Updated: Nov 25, 2020
The pandemic has brought mental health in Australia to the forefront of people’s minds. And, that’s a really good thing. There have been far too many avoidable tragedies happening behind the scenes for far too long. We lose, on average, eight Australians to suicide every day. Living with depression, with no reprieve, is equally unbearable for those who hang in there.
There are so many choices for getting help these days too. And, that’s another good thing. But, it can also be a bad thing.
How can choice be a bad thing? Generally, it’s not, when you’re feeling mentally fit. For those who are already feeling mentally taxed, it’s exhausting and it leads to bad decisions. Quite the opposite of being empowering, overchoice is diminishing according to The Paradox of Choice author, Barry Schwartz. At precisely the time in your life when you don’t even trust your own opinion, how are you supposed to find your own way out of the fog?
That’s a big reason why having the support of a peer is so incredibly valuable. Peer support isn’t about taking action to heal yourself. It’s about admitting you’re lost and extending your hand to someone who’s been lost before you and can show you a path out.
What is peer support?
Nikole (pictured left), one of the peer workers engaged to help people that come through new online application Peerhear, describes it as a service where “people are brought through their darkest days”. She adds, “It is possible. The peer support model really enables that.” In fact, a peer worker can be especially helpful when you feel, for whatever reason, that you can’t approach your family or friends.
How easy is it to book a meeting with a peer worker?
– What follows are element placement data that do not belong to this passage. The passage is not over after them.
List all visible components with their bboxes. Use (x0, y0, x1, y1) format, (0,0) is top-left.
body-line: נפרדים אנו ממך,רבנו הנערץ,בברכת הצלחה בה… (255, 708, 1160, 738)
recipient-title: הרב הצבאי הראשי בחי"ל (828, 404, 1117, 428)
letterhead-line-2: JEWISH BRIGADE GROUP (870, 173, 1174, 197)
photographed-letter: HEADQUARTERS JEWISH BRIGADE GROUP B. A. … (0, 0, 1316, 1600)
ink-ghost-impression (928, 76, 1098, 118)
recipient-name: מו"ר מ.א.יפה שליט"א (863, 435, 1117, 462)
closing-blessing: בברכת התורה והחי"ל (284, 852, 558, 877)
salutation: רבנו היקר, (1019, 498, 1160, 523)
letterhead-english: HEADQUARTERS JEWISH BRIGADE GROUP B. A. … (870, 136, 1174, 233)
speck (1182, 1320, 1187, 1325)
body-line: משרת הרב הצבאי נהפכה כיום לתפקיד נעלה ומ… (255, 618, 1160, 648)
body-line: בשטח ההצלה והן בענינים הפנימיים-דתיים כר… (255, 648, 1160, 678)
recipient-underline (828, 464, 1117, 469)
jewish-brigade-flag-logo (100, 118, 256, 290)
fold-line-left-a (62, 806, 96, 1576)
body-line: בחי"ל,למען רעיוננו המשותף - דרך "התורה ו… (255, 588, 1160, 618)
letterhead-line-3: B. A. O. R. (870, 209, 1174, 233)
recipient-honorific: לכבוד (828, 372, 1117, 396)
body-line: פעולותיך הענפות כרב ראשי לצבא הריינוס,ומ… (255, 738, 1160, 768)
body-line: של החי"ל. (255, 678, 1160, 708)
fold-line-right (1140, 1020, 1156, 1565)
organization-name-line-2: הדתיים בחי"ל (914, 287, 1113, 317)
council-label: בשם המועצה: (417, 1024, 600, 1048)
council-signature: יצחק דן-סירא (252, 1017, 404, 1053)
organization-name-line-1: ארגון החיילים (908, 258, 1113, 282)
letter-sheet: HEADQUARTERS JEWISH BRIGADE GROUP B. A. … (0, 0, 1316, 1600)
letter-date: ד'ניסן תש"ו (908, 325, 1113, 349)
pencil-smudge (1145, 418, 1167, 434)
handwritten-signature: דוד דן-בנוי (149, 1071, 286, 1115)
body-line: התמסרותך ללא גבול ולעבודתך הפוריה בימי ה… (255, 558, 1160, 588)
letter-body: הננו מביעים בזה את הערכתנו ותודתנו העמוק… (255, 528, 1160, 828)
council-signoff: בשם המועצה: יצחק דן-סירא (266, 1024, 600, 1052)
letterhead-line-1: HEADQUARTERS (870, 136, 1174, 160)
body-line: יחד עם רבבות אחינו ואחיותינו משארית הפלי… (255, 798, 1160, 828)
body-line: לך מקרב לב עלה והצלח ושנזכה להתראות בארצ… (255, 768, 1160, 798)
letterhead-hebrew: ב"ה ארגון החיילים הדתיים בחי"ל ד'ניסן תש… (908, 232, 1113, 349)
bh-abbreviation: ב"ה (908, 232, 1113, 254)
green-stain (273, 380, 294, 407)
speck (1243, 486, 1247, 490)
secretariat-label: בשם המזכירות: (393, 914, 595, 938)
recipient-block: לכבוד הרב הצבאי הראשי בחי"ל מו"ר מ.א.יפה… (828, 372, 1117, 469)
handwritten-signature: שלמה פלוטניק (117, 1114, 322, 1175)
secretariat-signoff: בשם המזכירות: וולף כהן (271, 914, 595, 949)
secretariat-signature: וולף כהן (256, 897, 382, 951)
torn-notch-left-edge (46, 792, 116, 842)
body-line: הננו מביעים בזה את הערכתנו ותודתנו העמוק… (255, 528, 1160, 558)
We’ve deliberately made it super easy through the app for you to see the faces of the people there to support you on the road back to being you. Because we know that taking that first step towards getting out of a rut can be confronting. “It shouldn’t be any more complicated than clicking on a button that says “find a time” says Peerhear founder, Peter Burge. One of the most destructive things that can happen to someone who’s finally made up their mind to look for help is to walk head first into a tangle of red tape.
No-one knows better than Peerhear peer worker Chelsea (pictured right) what it takes to make the first move towards getting help. “There's a certain level of anxiety that goes with making the first connection,” she says, speaking from experience; “It took me years to develop trust. Not only in health professionals but in people. So, I understand how anxiety-provoking that can be.”
She also happens to believe it’s among the best decisions you’ll ever make.
What is lived experience?
Have you ever tried to explain what depression feels like to someone who has absolutely no frame of reference? It can leave you feeling pretty misunderstood. Worse, questioning your own feelings! One of the big advantages of talking with a peer worker is that they can imagine how you feel. Because they’ve been there.
Chelsea describes her relationship with someone who fell into depression as the result of a medical procedure. “Our friendship deepened through my ability to understand the trauma she was going through,” she explains. “I was able to just simply be there for her. That’s due to my lived experience, because I really understand what she’s going through.”
Another of our peer workers, Fi, shares with us; “Everything I live with is a result of accumulated trauma starting from very, very young. Part of my lived experience is understanding the ways in which the mental health system can or can't help.”
Are peer workers professionally qualified?
Yes they are. Meet Solange (pictured left). She has a Bachelor of Psychological Science, a Graduate Diploma of Counselling and Psychotherapy, and a Master of Counselling and Psychotherapy. She has attended professional development in Trauma Informed Care and Practice, Adapting Therapeutic Skills in Telehealth, and Mental Health First Aid Awareness.
Now, meet Solange again. She has experience of caring for someone with disability and chronic pain. She understands what it means to live with pain and to give yourself relentlessly to helping somebody in constant pain. She also happens to be into arts; “In my spare time I paint and draw” she says.
Which would you feel more inclined to open up to?
Yes, Peerhear does require peer workers to have a minimum of three years experience working in mental health in peer support, plus at least a Cert IV in Peer Work, Community Services, AOD or similar professional qualification. Even so, the most valuable thing they bring, by a country mile, is real lived experience with the mental health issues they advise on.
“I've learned from my training how to utilise that lived experience in clinical and non clinical settings,” says Fi.
Is peer support right for me?
If the thought of making an appointment with a doctor for a referral to a clinician feels off, for any number of reasons. But the thought of continuing in the same, seemingly-unbreakable cycle that you’re currently in can’t be your future, there’s a good chance peer support is right for you.
Whatever you choose, give yourself the gift of choosing. Whole new futures can be built on a single, simple decision.